GUS skorygował dziś także dane o PKB w 2020 roku – najnowsza wartość wynosi -2,7 proc. vs -2,8 proc. wcześniej.
Kościński: Polski przemysł radził sobie nieźle mimo obostrzeń
"Wyniki gospodarki w IV kw. 2020 wskazują na ponowny spadek aktywności gospodarczej (w ujęciu kw/kw, sa) po silnym odbiciu w III kw. Roczna dynamika była niższa niż w III kw. Mimo to dane i tak są wyraźnie lepsze od prognoz formułowanych jeszcze kilka tygodni temu i – pomimo nasilenia pandemii i wzmocnienia obostrzeń – znacząco lepsze od wyników z II kw. ’20" - zwrócił uwagę Kościński w komentarzu.

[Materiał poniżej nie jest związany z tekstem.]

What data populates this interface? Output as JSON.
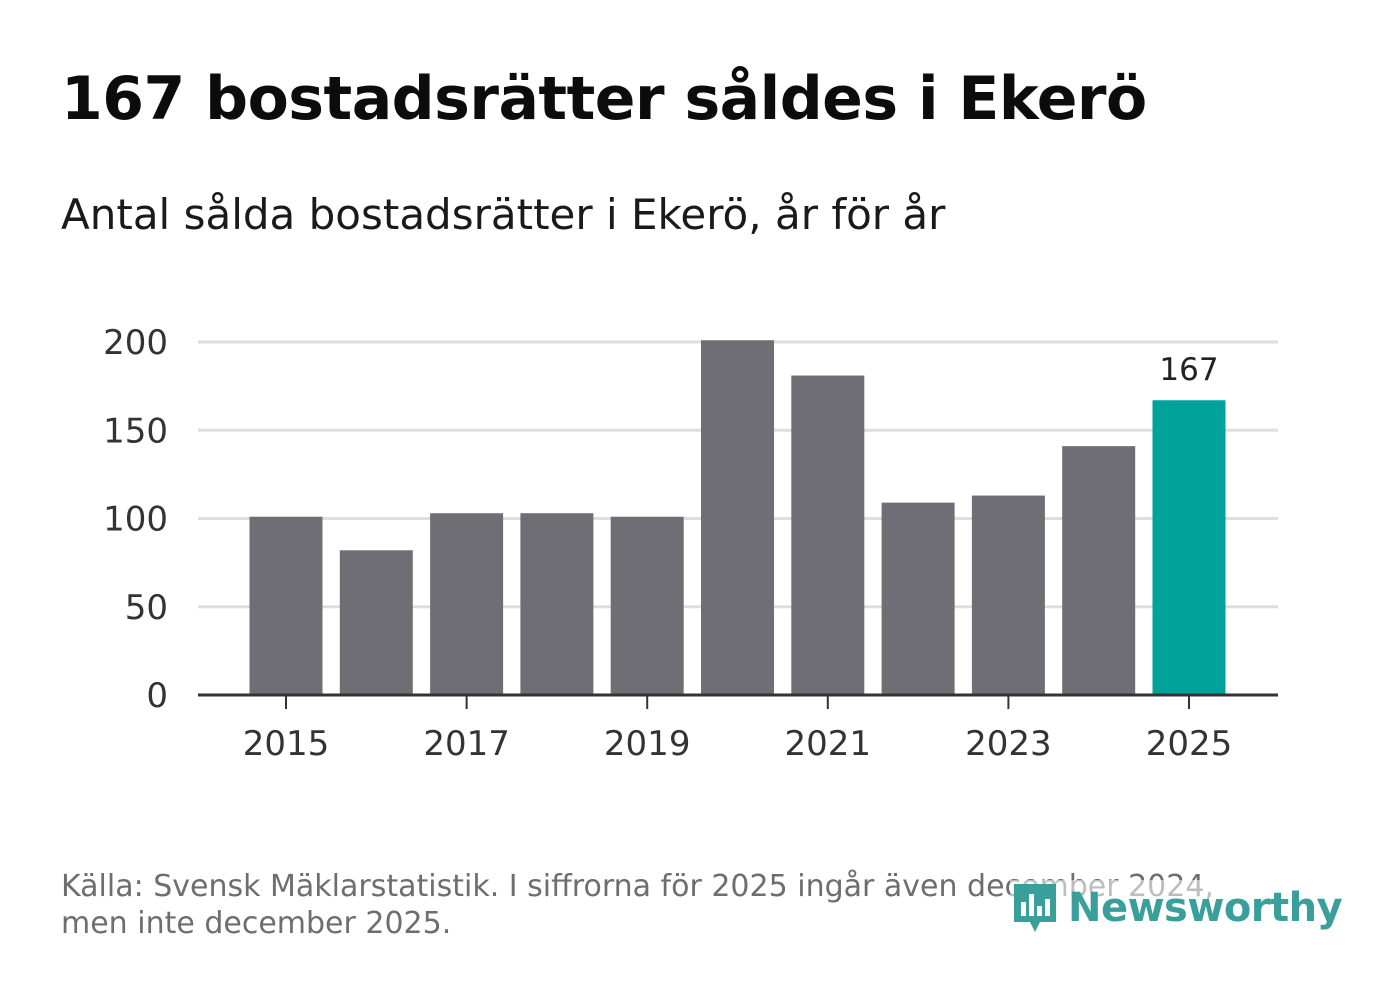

"Nieźle, mimo obostrzeń, radził sobie sektor przemysłowy, co było efektem wysokiej aktywności w międzynarodowych sieciach produkcji, których częścią są polskie przedsiębiorstwa, co pozytywnie przekładało się również na wyniki naszego eksportu" - ocenił.
Szef resortu finansów zauważył, że w całym ubiegłym roku PKB obniżył się o 2,7 proc., tj. tyle ile sugerowały dane kwartalne sprzed dwóch tygodni.
"Dane dotyczące całego roku były więc lepsze od wstępnych danych GUS sprzed miesiąca. Dynamika PKB w 2020 r. okazała się wyraźnie wyższa od prognoz instytucji międzynarodowych i krajowych, analityków rynkowych i oficjalnych prognoz MF formułowanych w ubiegłym roku od wybuchu pandemii" - zaznaczył Kościński.
Dodał, że w Polsce spadek PKB w całym roku miał miejsce po raz pierwszy od początku lat 90., choć skala tego spadku – wnioskując np. z zimowych prognoz KE - była jedną z najłagodniejszych w całej UE. To m.in. efekt szybkiej i znaczącej pomocy ze strony rządu, ale i różnic w strukturze gospodarek europejskich - uważa minister.